El-Enany is keen to express admiration and appreciation for the efforts of Rosamund Kissi-Debrah, whose nine-year-old daughter, Ella, tragically became the first British person to have air pollution listed on their death certificate. The product of years spent campaigning for amendments to the initial coroner’s report, those efforts have directly fed into the Clean Air Bill, or Ella’s Law, which recently passed the House of Lords Committee Stage. 

Our toxic atmosphere is now recognised as fatal, meaning policymakers must step up. But what lies at the root of its uneven impact often remains ignored. For El-Enany, and Kissi-Debrah, who has not stopped campaigning even after the updated verdict, only when these causes are approached head on will real justice be served. 

‘The coroner doesn’t look at structural inequalities, histories of colonialism, transatlantic slave trade,’ says El-Enany. ‘They don’t look at how people come to find themselves in the conditions they find themselves in today. They don’t think about how race might affect where you live, whether you might be more likely to die of asthma because you breathed dangerous levels of pollution.’ 

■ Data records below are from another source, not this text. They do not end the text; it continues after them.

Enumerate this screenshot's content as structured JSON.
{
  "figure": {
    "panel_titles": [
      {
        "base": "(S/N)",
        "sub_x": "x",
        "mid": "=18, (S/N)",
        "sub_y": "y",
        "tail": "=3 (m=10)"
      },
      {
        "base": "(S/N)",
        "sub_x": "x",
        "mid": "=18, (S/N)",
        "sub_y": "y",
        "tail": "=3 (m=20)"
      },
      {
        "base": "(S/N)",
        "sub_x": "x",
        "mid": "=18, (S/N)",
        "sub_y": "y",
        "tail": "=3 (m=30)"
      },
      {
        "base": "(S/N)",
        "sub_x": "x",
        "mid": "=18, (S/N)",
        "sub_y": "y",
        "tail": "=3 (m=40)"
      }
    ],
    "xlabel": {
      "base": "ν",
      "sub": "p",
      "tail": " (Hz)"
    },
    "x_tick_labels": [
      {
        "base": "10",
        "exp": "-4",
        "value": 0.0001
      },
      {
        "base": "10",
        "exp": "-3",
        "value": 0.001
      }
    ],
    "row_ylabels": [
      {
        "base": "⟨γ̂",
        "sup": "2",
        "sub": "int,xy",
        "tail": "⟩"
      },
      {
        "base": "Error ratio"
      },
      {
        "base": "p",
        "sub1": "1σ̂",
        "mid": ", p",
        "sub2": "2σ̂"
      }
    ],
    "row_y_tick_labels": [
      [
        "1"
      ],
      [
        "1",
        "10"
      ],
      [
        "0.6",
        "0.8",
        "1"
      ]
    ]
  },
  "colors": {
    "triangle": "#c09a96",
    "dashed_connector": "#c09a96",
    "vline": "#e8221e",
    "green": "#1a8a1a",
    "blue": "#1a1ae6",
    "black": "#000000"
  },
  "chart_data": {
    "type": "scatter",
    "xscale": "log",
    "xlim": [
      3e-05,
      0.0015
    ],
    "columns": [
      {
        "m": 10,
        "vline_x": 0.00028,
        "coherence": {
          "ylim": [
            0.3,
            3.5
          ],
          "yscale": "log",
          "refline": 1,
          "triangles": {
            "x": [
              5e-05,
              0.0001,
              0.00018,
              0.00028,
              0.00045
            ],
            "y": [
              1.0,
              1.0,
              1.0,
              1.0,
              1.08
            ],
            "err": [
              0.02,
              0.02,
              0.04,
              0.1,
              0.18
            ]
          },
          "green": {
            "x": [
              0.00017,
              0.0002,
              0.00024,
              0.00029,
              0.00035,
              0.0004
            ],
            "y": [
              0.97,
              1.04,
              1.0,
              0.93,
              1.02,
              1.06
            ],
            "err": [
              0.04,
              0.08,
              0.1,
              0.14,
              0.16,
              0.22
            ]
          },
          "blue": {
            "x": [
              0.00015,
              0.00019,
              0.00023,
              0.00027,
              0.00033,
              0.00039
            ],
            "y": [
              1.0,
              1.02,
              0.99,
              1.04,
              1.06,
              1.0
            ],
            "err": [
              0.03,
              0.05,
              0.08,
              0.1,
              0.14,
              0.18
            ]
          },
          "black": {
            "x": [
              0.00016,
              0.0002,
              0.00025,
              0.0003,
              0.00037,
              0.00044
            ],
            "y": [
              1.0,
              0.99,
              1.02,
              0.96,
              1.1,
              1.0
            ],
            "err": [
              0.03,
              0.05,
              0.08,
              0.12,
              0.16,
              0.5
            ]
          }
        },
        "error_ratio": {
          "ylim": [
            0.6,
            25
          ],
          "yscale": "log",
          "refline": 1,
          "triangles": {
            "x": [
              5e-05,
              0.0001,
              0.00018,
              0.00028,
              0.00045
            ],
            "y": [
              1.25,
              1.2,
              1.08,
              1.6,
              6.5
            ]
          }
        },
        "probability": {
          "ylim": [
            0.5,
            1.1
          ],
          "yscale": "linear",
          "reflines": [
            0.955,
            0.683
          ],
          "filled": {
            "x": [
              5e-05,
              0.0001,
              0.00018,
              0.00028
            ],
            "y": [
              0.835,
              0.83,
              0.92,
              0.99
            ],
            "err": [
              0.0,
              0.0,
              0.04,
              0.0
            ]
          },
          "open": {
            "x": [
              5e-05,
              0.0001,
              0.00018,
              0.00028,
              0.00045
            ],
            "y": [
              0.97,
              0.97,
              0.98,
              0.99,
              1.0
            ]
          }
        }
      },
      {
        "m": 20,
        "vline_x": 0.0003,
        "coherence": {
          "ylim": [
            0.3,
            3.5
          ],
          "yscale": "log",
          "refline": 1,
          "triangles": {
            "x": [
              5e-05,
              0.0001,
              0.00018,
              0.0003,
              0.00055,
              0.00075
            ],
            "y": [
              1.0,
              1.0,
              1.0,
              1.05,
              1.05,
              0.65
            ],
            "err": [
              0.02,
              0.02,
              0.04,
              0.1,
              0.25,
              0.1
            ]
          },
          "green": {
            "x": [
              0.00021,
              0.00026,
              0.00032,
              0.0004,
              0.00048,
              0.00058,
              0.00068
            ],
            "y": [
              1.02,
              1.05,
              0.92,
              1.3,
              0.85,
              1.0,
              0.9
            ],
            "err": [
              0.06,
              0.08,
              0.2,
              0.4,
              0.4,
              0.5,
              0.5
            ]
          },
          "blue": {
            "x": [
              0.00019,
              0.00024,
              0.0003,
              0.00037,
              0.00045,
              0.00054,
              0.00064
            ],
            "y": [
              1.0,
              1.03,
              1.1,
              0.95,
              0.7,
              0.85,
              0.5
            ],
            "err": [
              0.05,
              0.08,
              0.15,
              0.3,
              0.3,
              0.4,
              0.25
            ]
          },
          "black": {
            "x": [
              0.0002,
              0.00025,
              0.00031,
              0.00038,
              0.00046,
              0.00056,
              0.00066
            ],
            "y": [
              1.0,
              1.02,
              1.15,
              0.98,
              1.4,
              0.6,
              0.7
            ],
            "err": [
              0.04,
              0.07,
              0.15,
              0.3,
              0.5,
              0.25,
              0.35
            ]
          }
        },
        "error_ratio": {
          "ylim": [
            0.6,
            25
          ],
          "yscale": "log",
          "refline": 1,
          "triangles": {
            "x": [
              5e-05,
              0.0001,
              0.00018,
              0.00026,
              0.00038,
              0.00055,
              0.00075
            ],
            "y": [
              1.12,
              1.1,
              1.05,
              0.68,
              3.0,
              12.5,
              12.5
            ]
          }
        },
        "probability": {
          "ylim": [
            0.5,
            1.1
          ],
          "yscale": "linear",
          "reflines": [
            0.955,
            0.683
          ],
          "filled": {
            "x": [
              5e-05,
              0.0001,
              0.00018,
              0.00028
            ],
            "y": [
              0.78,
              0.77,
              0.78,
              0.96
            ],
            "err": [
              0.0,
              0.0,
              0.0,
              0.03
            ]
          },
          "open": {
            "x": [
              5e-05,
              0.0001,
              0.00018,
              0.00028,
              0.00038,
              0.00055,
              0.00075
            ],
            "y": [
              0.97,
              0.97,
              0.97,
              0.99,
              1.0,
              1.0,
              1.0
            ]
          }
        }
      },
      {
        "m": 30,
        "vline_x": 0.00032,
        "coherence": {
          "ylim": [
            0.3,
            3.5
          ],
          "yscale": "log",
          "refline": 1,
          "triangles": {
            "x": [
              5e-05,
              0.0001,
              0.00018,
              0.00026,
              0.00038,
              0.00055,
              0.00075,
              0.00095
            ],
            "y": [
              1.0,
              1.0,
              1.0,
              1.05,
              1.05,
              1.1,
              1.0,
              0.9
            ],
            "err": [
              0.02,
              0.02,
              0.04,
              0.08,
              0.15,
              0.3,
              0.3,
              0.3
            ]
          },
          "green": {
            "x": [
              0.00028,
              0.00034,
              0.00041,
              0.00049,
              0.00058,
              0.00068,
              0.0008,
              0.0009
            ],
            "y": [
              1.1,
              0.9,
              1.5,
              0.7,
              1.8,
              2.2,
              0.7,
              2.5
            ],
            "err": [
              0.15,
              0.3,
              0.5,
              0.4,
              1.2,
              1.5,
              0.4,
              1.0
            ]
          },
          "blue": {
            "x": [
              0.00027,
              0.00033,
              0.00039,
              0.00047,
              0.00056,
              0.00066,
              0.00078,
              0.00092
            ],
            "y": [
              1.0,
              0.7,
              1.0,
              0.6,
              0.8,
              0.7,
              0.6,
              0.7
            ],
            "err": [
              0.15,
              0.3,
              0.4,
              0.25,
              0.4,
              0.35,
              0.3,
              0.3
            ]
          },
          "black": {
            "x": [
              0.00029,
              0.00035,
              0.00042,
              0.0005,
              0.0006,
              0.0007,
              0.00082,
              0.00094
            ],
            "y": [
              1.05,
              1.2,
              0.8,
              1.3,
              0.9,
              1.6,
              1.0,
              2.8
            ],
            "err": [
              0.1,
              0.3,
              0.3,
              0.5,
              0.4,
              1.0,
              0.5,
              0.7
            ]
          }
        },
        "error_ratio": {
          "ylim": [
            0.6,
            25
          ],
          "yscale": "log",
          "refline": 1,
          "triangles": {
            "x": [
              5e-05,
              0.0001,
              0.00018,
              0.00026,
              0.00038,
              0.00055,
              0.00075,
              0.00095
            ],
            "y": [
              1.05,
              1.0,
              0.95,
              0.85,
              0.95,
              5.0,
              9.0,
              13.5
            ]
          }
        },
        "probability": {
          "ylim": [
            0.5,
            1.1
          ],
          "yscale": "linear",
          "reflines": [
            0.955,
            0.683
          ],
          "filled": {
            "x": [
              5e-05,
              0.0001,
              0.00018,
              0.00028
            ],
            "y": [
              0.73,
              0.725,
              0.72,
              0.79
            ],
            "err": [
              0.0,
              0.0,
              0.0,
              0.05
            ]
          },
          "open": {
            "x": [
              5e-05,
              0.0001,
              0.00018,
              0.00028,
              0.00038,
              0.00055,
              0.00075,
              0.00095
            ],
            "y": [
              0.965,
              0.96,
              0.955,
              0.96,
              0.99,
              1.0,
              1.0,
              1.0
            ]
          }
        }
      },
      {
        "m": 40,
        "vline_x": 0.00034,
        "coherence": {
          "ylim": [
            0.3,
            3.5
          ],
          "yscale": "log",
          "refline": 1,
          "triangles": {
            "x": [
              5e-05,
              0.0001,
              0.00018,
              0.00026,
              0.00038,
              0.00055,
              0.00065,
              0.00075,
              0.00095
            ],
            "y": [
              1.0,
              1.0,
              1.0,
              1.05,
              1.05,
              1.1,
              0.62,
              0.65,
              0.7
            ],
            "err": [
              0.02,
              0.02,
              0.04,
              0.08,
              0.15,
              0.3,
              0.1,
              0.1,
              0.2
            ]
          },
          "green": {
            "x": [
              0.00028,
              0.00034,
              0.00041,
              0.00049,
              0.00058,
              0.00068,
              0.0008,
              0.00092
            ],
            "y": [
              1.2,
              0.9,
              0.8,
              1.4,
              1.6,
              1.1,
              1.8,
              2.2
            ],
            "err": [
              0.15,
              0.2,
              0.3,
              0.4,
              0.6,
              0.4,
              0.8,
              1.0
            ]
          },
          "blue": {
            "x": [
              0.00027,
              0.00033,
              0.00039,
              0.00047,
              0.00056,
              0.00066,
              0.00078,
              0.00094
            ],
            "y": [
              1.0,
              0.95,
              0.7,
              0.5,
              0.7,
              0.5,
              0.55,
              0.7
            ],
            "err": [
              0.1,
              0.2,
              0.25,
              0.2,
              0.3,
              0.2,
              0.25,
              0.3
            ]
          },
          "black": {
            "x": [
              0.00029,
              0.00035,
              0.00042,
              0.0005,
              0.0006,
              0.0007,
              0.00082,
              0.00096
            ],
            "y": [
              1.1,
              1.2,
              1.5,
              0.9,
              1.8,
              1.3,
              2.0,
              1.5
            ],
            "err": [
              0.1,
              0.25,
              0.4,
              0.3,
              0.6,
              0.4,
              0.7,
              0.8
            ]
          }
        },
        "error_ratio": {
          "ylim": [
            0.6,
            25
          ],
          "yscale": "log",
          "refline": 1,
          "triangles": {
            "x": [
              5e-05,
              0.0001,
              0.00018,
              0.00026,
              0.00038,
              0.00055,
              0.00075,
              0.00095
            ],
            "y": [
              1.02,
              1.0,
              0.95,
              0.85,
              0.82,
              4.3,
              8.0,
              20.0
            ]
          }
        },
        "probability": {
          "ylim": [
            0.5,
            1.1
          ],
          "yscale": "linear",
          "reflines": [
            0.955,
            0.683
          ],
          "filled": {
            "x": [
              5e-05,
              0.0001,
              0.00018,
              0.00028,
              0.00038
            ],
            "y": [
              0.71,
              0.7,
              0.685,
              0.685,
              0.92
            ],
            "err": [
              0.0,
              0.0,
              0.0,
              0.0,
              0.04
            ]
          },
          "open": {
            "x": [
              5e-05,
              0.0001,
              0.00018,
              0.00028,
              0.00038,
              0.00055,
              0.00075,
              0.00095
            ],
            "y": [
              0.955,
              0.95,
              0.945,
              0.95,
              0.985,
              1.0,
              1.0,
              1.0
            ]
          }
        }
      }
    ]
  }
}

Public awareness of how these communities have consistently been systemically failed is arguably rising, with Grenfell Tower, Covid-19’s uneven death toll, and November’s ruling two-year-old Awaab Ishak died due to conditions at his mould-infested Rochdale home reiterate this point and are impossible to forget. Now those with power need to respond by reaching out, listening to, and working with those that clearly need assistance – the only way to champion genuine long-term solutions.